Books, Review

Book Review: The Lonely Hearts Hotel – Heather O’Neill ***

book review the lonely hearts hotel heather o'neill

Two babies are abandoned in a Montreal orphanage in the winter of 1910. Before long, their talents emerge: Pierrot is a piano prodigy; Rose lights up even the dreariest room with her dancing and comedy. As they travel around the city performing clown routines, the children fall in love with each other and dream up a plan for the most extraordinary and seductive circus show the world has ever seen.

Separated as teenagers, sent off to work as servants during the Great Depression, both descend into the city’s underworld, dabbling in sex, drugs and theft in order to survive. But when Rose and Pierrot finally reunite beneath the snowflakes after years of searching and desperate poverty the possibilities of their childhood dreams are renewed, and they’ll go to extreme lengths to make them come true. Soon, Rose, Pierrot and their troupe of clowns and chorus girls have hit New York, commanding the stage as well as the alleys, and neither the theater nor the underworld will ever look the same.

Trigger warnings for abuse and rape.

If you’re thinking about picking up this book, hoping to be swept away into a magical world of circus acts, you are going to be disappointed. This is a very dark story about two young people who grew up in dire circumstances. They fall in love but are separated before they can act on their feelings. In the years that follow, they both make terrible decisions that nearly destroy them. Through it all, they keep thinking about the other, missing them, hoping to one day be reunited.

On Goodreads, someone asked whether this is YA or adult fiction. It’s definitely adult! There are several explicit sex scenes, recurring acts of rape and a lot of abuse. This is not the love story the cover makes it out to be, it’s a dark fairytale about what it’s like to have loved and lost.

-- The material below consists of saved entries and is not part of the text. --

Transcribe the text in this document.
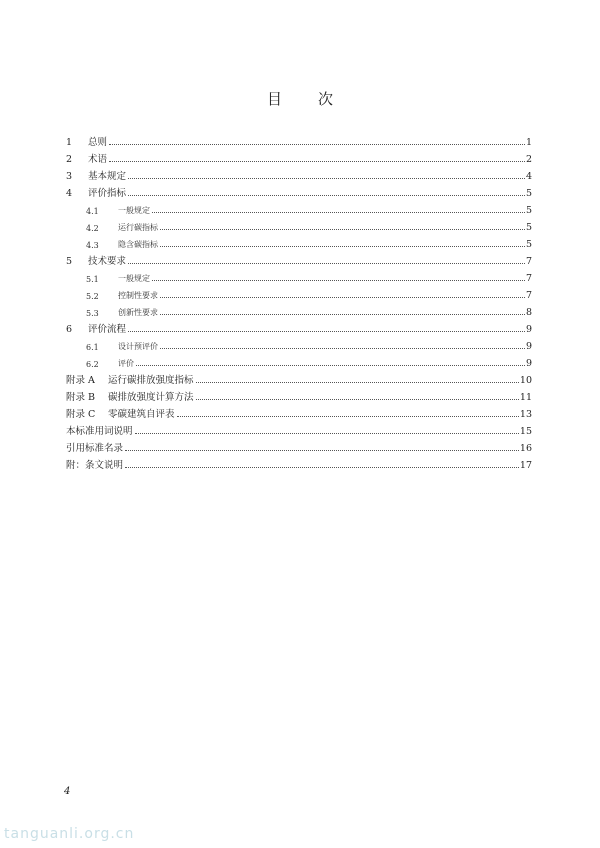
目 次
1	总则	1
2	术语	2
3	基本规定	4
4	评价指标	5
4.1	一般规定	5
4.2	运行碳指标	5
4.3	隐含碳指标	5
5	技术要求	7
5.1	一般规定	7
5.2	控制性要求	7
5.3	创新性要求	8
6	评价流程	9
6.1	设计预评价	9
6.2	评价	9
附录 A	运行碳排放强度指标	10
附录 B	碳排放强度计算方法	11
附录 C	零碳建筑自评表	13
本标准用词说明	15
引用标准名录	16
附：条文说明	17
4
tanguanli.org.cn
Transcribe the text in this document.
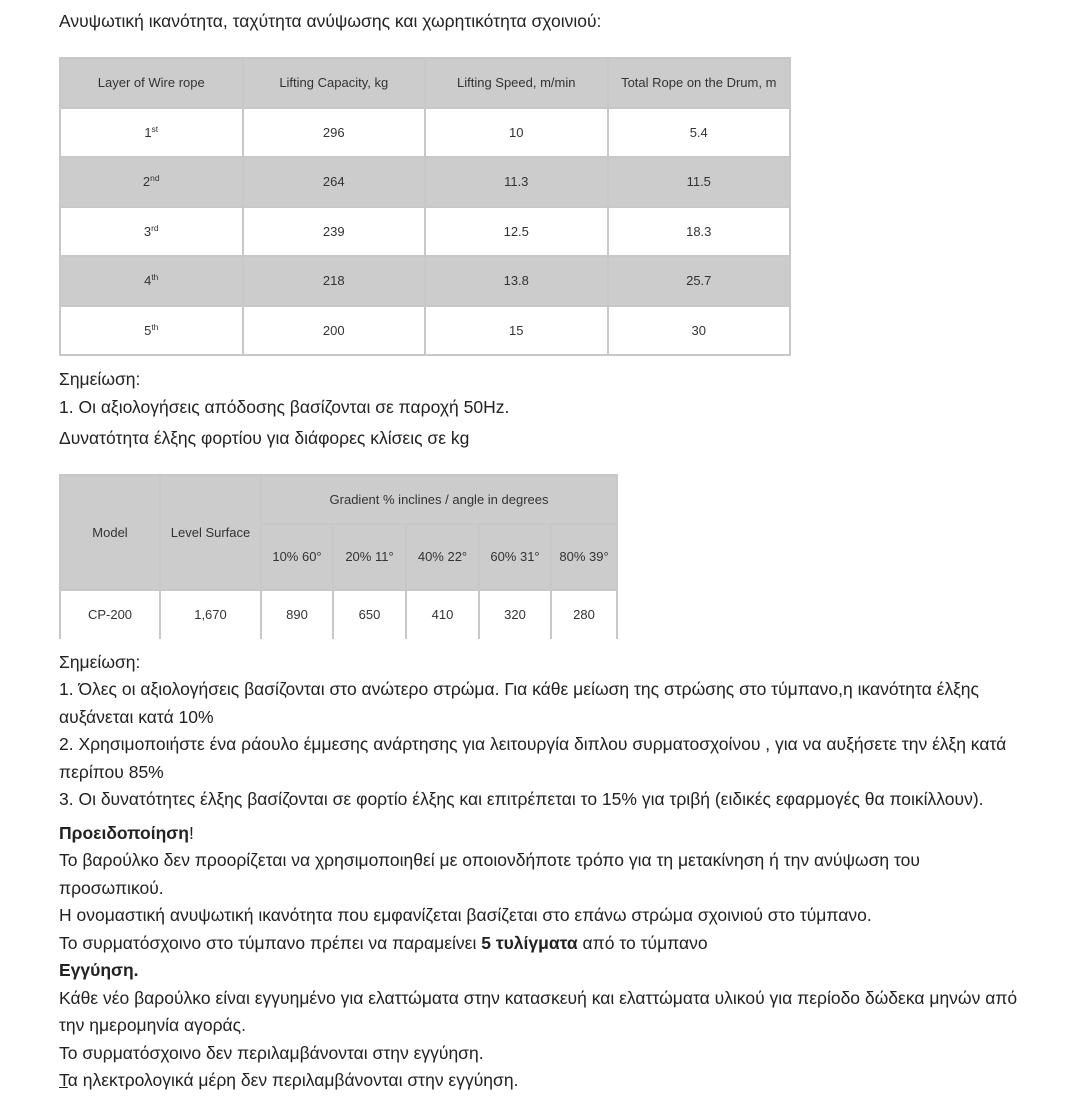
Ανυψωτική ικανότητα, ταχύτητα ανύψωσης και χωρητικότητα σχοινιού:

Layer of Wire rope	Lifting Capacity, kg	Lifting Speed, m/min	Total Rope on the Drum, m
1st	296	10	5.4
2nd	264	11.3	11.5
3rd	239	12.5	18.3
4th	218	13.8	25.7
5th	200	15	30

Σημείωση:

1. Οι αξιολογήσεις απόδοσης βασίζονται σε παροχή 50Hz.

Δυνατότητα έλξης φορτίου για διάφορες κλίσεις σε kg

Model	Level Surface	Gradient % inclines / angle in degrees				
		10% 60°	20% 11°	40% 22°	60% 31°	80% 39°
CP-200	1,670	890	650	410	320	280

Σημείωση:

1. Όλες οι αξιολογήσεις βασίζονται στο ανώτερο στρώμα. Για κάθε μείωση της στρώσης στο τύμπανο,η ικανότητα έλξης αυξάνεται κατά 10%

2. Χρησιμοποιήστε ένα ράουλο έμμεσης ανάρτησης για λειτουργία διπλου συρματοσχοίνου , για να αυξήσετε την έλξη κατά περίπου 85%

3. Οι δυνατότητες έλξης βασίζονται σε φορτίο έλξης και επιτρέπεται το 15% για τριβή (ειδικές εφαρμογές θα ποικίλλουν).

Προειδοποίηση!

Το βαρούλκο δεν προορίζεται να χρησιμοποιηθεί με οποιονδήποτε τρόπο για τη μετακίνηση ή την ανύψωση του προσωπικού.

Η ονομαστική ανυψωτική ικανότητα που εμφανίζεται βασίζεται στο επάνω στρώμα σχοινιού στο τύμπανο.

Το συρματόσχοινο στο τύμπανο πρέπει να παραμείνει 5 τυλίγματα από το τύμπανο

Εγγύηση.

Κάθε νέο βαρούλκο είναι εγγυημένο για ελαττώματα στην κατασκευή και ελαττώματα υλικού για περίοδο δώδεκα μηνών από την ημερομηνία αγοράς.

Το συρματόσχοινο δεν περιλαμβάνονται στην εγγύηση.

Τα ηλεκτρολογικά μέρη δεν περιλαμβάνονται στην εγγύηση.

While I was reading this book, I did enjoy the story. It’s very well written and the language managed to let the sadness and yearning jump off the page. It made my heart ache. As this story develops, with The Great Depression distinctly present on every page, there’s hunger and death all around our characters. You just want them to be alright.

But what I appreciated most of all was how immensely flawed our main characters were. Pierrot and Rose are both addicts in their own way. They both make choices that have a huge impact on those around them. They don’t get the easy way out. They have to fight to survive.

A lot of people absolutely love this book. Unfortunately, I wasn’t completely convinced. Maybe I wanted too much? Who knows.. It was a great read, while I was reading it. But I have to admit that I had to look up a lot of the details while I was writing this review. It’s not one that will stay with me. BUT a really good book nonetheless.